RoboScience lance Visics, un modèle fondation incarné universel, multi-morphologies, multi-objets et multi-tâches
Le 24 juin 2026, la startup chinoise RoboScience a dévoilé Visics, son modèle fondamental d'IA incarnée, en révélant pour la première fois l'architecture complète de son système VLOA (Vision-Language-Object-Action). Les démonstrations présentées couvrent des scénarios réels: assemblage de meubles, préhension dextre et lignes de production dynamiques. Le coeur technique est l'Object Trajectory, une représentation intermédiaire unifiée sous forme de trajectoires 3D en nuage de points, qui sert d'interface entre deux moteurs entraînés séparément: un modèle monde incarné, alimenté par des vidéos internet massives pour modéliser états d'objets, forces de contact et causalité physique; et un modèle d'opération universel, générant des commandes de contrôle multi-plateforme via le moteur de simulation propriétaire RoboMirage. Ce second module supporte corps rigides, pièces articulées et matériaux déformables, avec entrées vision, tactile et force. Le pipeline de données réduirait le coût unitaire à 1/20 à 1/200 des méthodes classiques selon l'entreprise, à raison de centaines de milliers d'heures par semaine; un dataset supérieur à 1 To de trajectoires manipulation est annoncé pour fin 2026.
L'enjeu est structurel: contrairement aux LLM qui ont convergé sur le token texte, ou à l'autonomie automobile sur le nuage de points, la robotique généraliste ne dispose pas encore de représentation de base partagée, ce qui lie chaque modèle à un hardware, un objet et une tâche spécifiques. L'Object Trajectory tente de casser cette dépendance en permettant un déploiement cross-embodiment, sur objets variés et tâches non vues à l'entraînement, sans re-fine-tuning par configuration hardware.
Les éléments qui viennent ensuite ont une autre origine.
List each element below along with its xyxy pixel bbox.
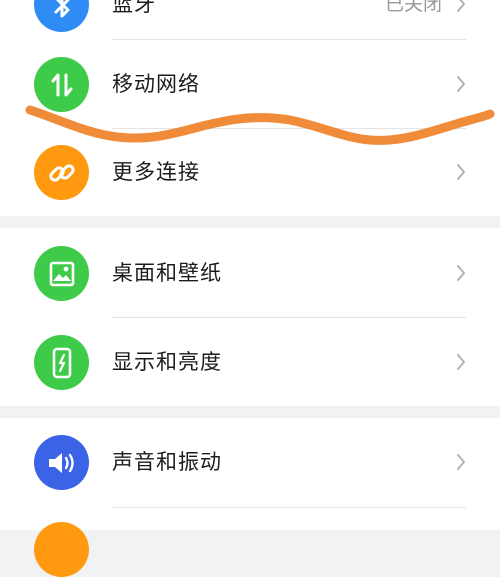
- mobile-data-icon: [34, 57, 89, 112]
- settings-row-label: 显示和亮度: [112, 350, 222, 374]
- chevron-right-icon: [457, 0, 465, 12]
- sound-group: 声音和振动: [0, 418, 500, 577]
- display-group: 桌面和壁纸 显示和亮度: [0, 228, 500, 406]
- partial-row-icon: [34, 522, 89, 577]
- display-brightness-icon: [34, 335, 89, 390]
- chevron-right-icon: [457, 76, 465, 92]
- chevron-right-icon: [457, 354, 465, 370]
- volume-icon: [34, 435, 89, 490]
- link-icon: [34, 145, 89, 200]
- settings-row-label: 声音和振动: [112, 450, 222, 474]
- settings-row-mobile-network[interactable]: 移动网络: [0, 40, 500, 128]
- chevron-right-icon: [457, 454, 465, 470]
- settings-row-display-brightness[interactable]: 显示和亮度: [0, 318, 500, 406]
- settings-row-more-connections[interactable]: 更多连接: [0, 128, 500, 216]
- chevron-right-icon: [457, 265, 465, 281]
- settings-row-sound-vibration[interactable]: 声音和振动: [0, 418, 500, 506]
- wallpaper-icon: [34, 246, 89, 301]
- settings-row-label: 桌面和壁纸: [112, 261, 222, 285]
- settings-row-label: 更多连接: [112, 160, 200, 184]
- connectivity-group: 蓝牙 已关闭 移动网络 更多连接: [0, 0, 500, 216]
- settings-row-wallpaper[interactable]: 桌面和壁纸: [0, 229, 500, 317]
- settings-row-label: 移动网络: [112, 72, 200, 96]
- chevron-right-icon: [457, 164, 465, 180]
- bluetooth-icon: [34, 0, 89, 32]
- divider: [112, 507, 466, 508]
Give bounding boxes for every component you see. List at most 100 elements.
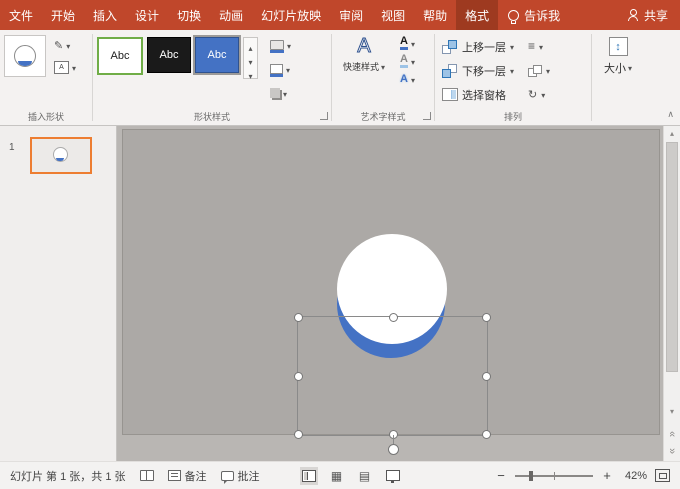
ribbon-tab-bar: 文件 开始 插入 设计 切换 动画 幻灯片放映 审阅 视图 帮助 格式 告诉我 … <box>0 0 680 30</box>
tab-format[interactable]: 格式 <box>456 0 498 30</box>
text-box-button[interactable]: A <box>52 59 78 75</box>
quick-styles-label: 快速样式 <box>343 60 385 73</box>
align-button[interactable] <box>525 35 553 58</box>
scroll-down-icon[interactable] <box>664 407 680 417</box>
normal-view-icon <box>302 470 316 482</box>
gallery-scroll-up-icon[interactable] <box>248 40 252 54</box>
resize-handle-middle-left[interactable] <box>294 372 303 381</box>
slide-canvas[interactable] <box>117 126 663 461</box>
chevron-down-icon <box>510 41 514 53</box>
wordart-dialog-launcher-icon[interactable] <box>423 112 431 120</box>
shape-style-gallery-arrows <box>243 37 258 79</box>
tab-view[interactable]: 视图 <box>372 0 414 30</box>
normal-view-button[interactable] <box>300 467 318 485</box>
tab-transitions[interactable]: 切换 <box>168 0 210 30</box>
shape-fill-button[interactable] <box>268 36 293 56</box>
tab-review[interactable]: 审阅 <box>330 0 372 30</box>
shape-style-swatch-3-selected[interactable]: Abc <box>195 37 239 73</box>
shape-format-buttons <box>268 36 293 104</box>
text-box-icon: A <box>54 61 69 74</box>
resize-handle-bottom-left[interactable] <box>294 430 303 439</box>
slideshow-view-button[interactable] <box>384 467 402 485</box>
previous-slide-icon[interactable] <box>667 426 677 442</box>
reading-view-button[interactable] <box>356 467 374 485</box>
vertical-scrollbar[interactable] <box>663 126 680 461</box>
chevron-down-icon <box>411 54 415 68</box>
quick-styles-label-text: 快速样式 <box>343 60 379 73</box>
resize-handle-middle-right[interactable] <box>482 372 491 381</box>
send-backward-icon <box>442 64 458 78</box>
resize-handle-top-middle[interactable] <box>389 313 398 322</box>
group-objects-button[interactable] <box>525 59 553 82</box>
comments-icon <box>221 471 234 481</box>
tab-insert[interactable]: 插入 <box>84 0 126 30</box>
slide-sorter-view-button[interactable] <box>328 467 346 485</box>
insert-shapes-group-label: 插入形状 <box>0 108 92 125</box>
tab-animations[interactable]: 动画 <box>210 0 252 30</box>
tell-me-button[interactable]: 告诉我 <box>498 0 570 30</box>
resize-handle-top-left[interactable] <box>294 313 303 322</box>
shape-style-swatch-1[interactable]: Abc <box>97 37 143 75</box>
share-button[interactable]: 共享 <box>615 0 680 30</box>
text-effects-button[interactable]: A <box>398 71 417 87</box>
scroll-up-icon[interactable] <box>664 129 680 139</box>
shape-outline-button[interactable] <box>268 60 293 80</box>
zoom-out-button[interactable]: − <box>495 468 507 483</box>
group-size: 大小 <box>592 30 656 125</box>
resize-handle-top-right[interactable] <box>482 313 491 322</box>
next-slide-icon[interactable] <box>667 443 677 459</box>
status-bar: 幻灯片 第 1 张，共 1 张 备注 批注 − <box>0 461 680 489</box>
tab-help[interactable]: 帮助 <box>414 0 456 30</box>
resize-handle-bottom-right[interactable] <box>482 430 491 439</box>
edit-shape-button[interactable] <box>52 37 78 53</box>
bring-forward-icon <box>442 40 458 54</box>
zoom-slider[interactable] <box>515 475 593 477</box>
send-backward-button[interactable]: 下移一层 <box>439 59 517 82</box>
comments-button[interactable]: 批注 <box>221 468 260 484</box>
tab-design[interactable]: 设计 <box>126 0 168 30</box>
fit-to-window-icon[interactable] <box>655 469 670 482</box>
rotate-button[interactable] <box>525 83 553 106</box>
group-objects-icon <box>528 65 542 77</box>
text-fill-button[interactable]: A <box>398 35 417 51</box>
insert-shapes-buttons: A <box>52 37 78 75</box>
shape-effects-button[interactable] <box>268 84 293 104</box>
size-button[interactable]: 大小 <box>596 35 640 78</box>
zoom-in-button[interactable]: + <box>601 468 613 483</box>
quick-styles-button[interactable]: A 快速样式 <box>336 35 392 73</box>
chevron-down-icon <box>411 72 415 86</box>
spellcheck-button[interactable] <box>140 470 154 481</box>
shape-styles-dialog-launcher-icon[interactable] <box>320 112 328 120</box>
chevron-down-icon <box>510 65 514 77</box>
tab-file[interactable]: 文件 <box>0 0 42 30</box>
gallery-more-icon[interactable] <box>248 68 252 82</box>
shape-style-swatch-2[interactable]: Abc <box>147 37 191 73</box>
slide-thumbnail[interactable] <box>30 137 92 174</box>
slideshow-icon <box>386 470 400 481</box>
slide-info: 幻灯片 第 1 张，共 1 张 <box>10 468 126 484</box>
rotation-handle[interactable] <box>388 444 399 455</box>
arrange-right-column <box>525 35 553 106</box>
notes-button[interactable]: 备注 <box>168 468 207 484</box>
text-outline-icon: A <box>400 54 408 68</box>
shape-styles-body: Abc Abc Abc <box>93 30 331 108</box>
scrollbar-thumb[interactable] <box>666 142 678 372</box>
tab-home[interactable]: 开始 <box>42 0 84 30</box>
group-insert-shapes: A 插入形状 <box>0 30 92 125</box>
arrange-body: 上移一层 下移一层 选择窗格 <box>435 30 591 108</box>
zoom-percent[interactable]: 42% <box>621 470 647 482</box>
shapes-gallery[interactable] <box>4 35 46 77</box>
tab-slideshow[interactable]: 幻灯片放映 <box>252 0 330 30</box>
gallery-scroll-down-icon[interactable] <box>248 54 252 68</box>
zoom-slider-thumb[interactable] <box>529 471 533 481</box>
slide-number: 1 <box>9 142 15 153</box>
selection-pane-button[interactable]: 选择窗格 <box>439 83 517 106</box>
wordart-body: A 快速样式 A A A <box>332 30 434 108</box>
collapse-ribbon-button[interactable] <box>667 109 674 120</box>
slide[interactable] <box>122 129 660 435</box>
reading-view-icon <box>359 469 370 483</box>
text-outline-button[interactable]: A <box>398 53 417 69</box>
insert-shapes-label-text: 插入形状 <box>28 110 64 123</box>
ribbon: A 插入形状 Abc Abc Abc <box>0 30 680 126</box>
bring-forward-button[interactable]: 上移一层 <box>439 35 517 58</box>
Pour un intégrateur ou un COO industriel, la promesse est un seul pipeline modèle couvrant un parc de robots hétérogènes, ce que les architectures actuelles liées aux trajectoires articulaires ne permettent pas.
RoboScience, fondée par Tian Ye (CEO) et Wang Tao (co-fondateur), est soutenue par JD.com, SenseTime, Dachen Caizhao, China Merchants Capital, Zero One Ventures et PuHua Capital, avec des centres de R&D à Pékin, Shenzhen, Suzhou et Hangzhou. Elle se positionne dans le même espace que Pi-0 de Physical Intelligence, GR00T N2 de NVIDIA ou les architectures génériques de Figure, mais avec une approche délibérément centrée sur l'objet plutôt que sur la trajectoire articulaire. La société évite la confrontation directe avec l'automatisation industrielle lourde et cible en priorité la grande distribution et la logistique e-commerce, où la diversité massive de SKU constitue un banc d'essai naturel pour la généralisation multi-objet. Des pilotes sont en cours dans le retail, la logistique et les services à la personne; une production en série de robots standard pour usages industriels et commerciaux est annoncée pour 2026, sans prix ni volumes publics.
L'avancée chinoise en modèles fondation cross-embodiment renforce la pression concurrentielle sur les acteurs européens de la robotique généraliste, sans impact opérationnel direct identifiable à court terme.